I just posted something about how the Clinton reference demonstrates Woodward really hasn't been following the news for the past 20 years. But that's not the only funny thing about this: back during the Bush administration, Woodward also implied that the kinds of actions he now wants Obama to take were an impeachable offense. Here's Woodward talking about his book Plan of Attack on 60 Minutes:
"[T]here's this low boil on Iraq until the day before Thanksgiving, Nov. 21, 2001. This is 72 days after 9/11. This is part of this secret history. President Bush, after a National Security Council meeting, takes Don Rumsfeld aside, collars him physically, and takes him into a little cubbyhole room and closes the door and says, 'What have you got in terms of plans for Iraq?

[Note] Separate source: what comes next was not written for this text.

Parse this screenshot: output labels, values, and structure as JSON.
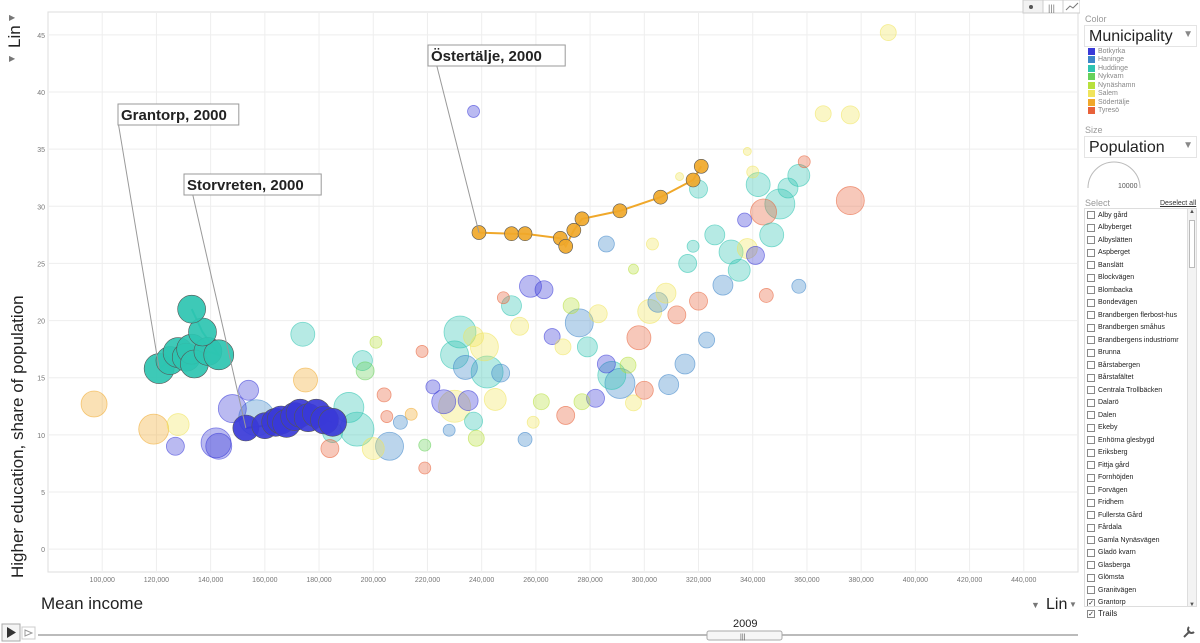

What is the status of the war plan? I want you to get on it..."
Woodward says immediately after that, Rumsfeld told Gen. Tommy Franks to develop a war plan to invade Iraq and remove Saddam - and that Rumsfeld gave Franks a blank check.
"Rumsfeld and Franks work out a deal essentially where Franks can spend any money he needs. And so he starts building runways and pipelines and doing all the preparations in Kuwait, specifically to make war possible," says Woodward.
"Gets to a point where in July, the end of July 2002, they need $700 million, a large amount of money for all these tasks. And the president approves it. But Congress doesn't know and it is done. They get the money from a supplemental appropriation for the Afghan War, which Congress has approved. …Some people are gonna look at a document called the Constitution which says that no money will be drawn from the Treasury unless appropriated by Congress."
So in 2007, moving money around against the will of Congress, in order to send troops to the middle east, was BAD and possibly a violations of the constitution. Now it is ABSOLUTELY WONDERFUL and in fact MANDATORY for any non-insane president.